L’intelligence consiste à reconduire dans le casting une différence de nature similaire à celle qui sous-tendait l’histoire vécue. D’un côté, une star du cinéma français doublée d’une professionnelle hors pair. De l’autre, un acteur débutant, venu d’une tout autre scène, et désiré pour cette raison même. La rencontre est explosive. Elle fait s’entrechoquer la personnification d’une bourgeoisie qui expie sa condition par la décadence et la macération et le représentant d’une classe populaire qui fait de la bourgeoise une victime à dépouiller avec un coeur parfaitement sec. En d’autres mots, ces deux-là ont tragiquement besoin l’un de l’autre, tant sur le plan de la lutte sociale que sur celui de la guerre, non moins inégalitaire, du désir.

UN HUIS CLOS SCANDALEUX

Isabelle Huppert campe ainsi une Maud à moitié paralysée, qui n’est pas maîtresse de son corps et ne peut plus faire face à certaines exigences de la vie quotidienne. C’est une femme à la fois autoritaire et diminuée, colérique et fragile, refusant de s’apitoyer sur elle-même et trouvant dans ce compagnon de fortune, qui l’a séduite par son immoralité, un remède à la terrible solitude qu’elle doit affronter.

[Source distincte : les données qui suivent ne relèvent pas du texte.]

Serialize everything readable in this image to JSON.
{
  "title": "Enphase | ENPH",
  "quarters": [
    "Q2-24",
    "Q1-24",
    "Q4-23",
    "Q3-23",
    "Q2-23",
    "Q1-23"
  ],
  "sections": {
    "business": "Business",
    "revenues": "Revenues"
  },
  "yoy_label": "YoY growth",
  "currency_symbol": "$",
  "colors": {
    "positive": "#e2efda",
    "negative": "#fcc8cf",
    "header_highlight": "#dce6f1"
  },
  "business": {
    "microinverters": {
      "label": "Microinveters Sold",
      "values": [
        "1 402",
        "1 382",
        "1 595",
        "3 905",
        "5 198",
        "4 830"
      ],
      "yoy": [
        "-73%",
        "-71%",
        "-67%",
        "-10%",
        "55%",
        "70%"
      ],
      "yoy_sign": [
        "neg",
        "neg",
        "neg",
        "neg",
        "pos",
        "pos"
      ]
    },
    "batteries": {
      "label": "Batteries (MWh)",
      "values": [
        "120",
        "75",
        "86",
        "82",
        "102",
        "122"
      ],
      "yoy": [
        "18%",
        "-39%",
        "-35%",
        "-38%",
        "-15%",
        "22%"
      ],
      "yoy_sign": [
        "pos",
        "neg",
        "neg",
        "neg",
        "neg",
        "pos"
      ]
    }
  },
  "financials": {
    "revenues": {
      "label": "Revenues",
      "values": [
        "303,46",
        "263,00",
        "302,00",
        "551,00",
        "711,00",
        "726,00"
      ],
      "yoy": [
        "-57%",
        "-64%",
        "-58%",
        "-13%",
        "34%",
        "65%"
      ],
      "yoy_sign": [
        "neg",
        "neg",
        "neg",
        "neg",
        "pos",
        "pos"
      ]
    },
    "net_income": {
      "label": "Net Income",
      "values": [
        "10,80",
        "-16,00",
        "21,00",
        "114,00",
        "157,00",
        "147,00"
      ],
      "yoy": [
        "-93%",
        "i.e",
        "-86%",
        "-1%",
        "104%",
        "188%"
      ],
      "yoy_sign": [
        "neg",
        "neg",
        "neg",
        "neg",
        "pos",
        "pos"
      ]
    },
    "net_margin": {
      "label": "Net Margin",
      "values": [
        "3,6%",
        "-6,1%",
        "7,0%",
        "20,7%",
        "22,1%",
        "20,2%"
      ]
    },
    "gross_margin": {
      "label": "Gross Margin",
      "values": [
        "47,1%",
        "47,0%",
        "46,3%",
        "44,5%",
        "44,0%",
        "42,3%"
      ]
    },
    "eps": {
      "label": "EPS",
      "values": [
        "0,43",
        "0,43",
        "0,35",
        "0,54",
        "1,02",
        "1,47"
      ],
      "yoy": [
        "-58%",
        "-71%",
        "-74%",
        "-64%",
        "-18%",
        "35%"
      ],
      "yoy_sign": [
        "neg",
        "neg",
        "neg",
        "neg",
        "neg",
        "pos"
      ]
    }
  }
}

Kool Shen joue quant à lui la partition, brute de décoffrage, d’un type déterminé et inquiétant, qui saigne à blanc et sans scrupule cette femme dont il sait qu’elle n’a ni le désir ni la force de lui résister. Voilà bien la surprise du film : on s’attendait à un Arsène Lupin de l’escroquerie, au voleur fin et élégant d’un film de Lubitsch, on a ce type épais, brutal, à l’intelligence pénétrante et vicieuse, dont la stratégie se révèle cousue de fil blanc.
Ce que rend donc intelligible Catherine Breillat d’une histoire qui semble échapper à la raison, c’est la simplicité et la cruauté extrêmes de la relation qui liait cet homme calculateur et cette femme désemparée. Elle payait pour l’avoir, il se donnait tant qu’elle payait. Rien de plus, rien de moins. A sa famille, l’admonestant une fois le scandale dévoilé, Maud ne saura rien répondre d’autre que : « Il était là. » C’est sur cet effrayant aveu que Catherine Breillat termine son huis clos scandaleux, farce noire qui violente l’idéalisme, mais force l’admiration.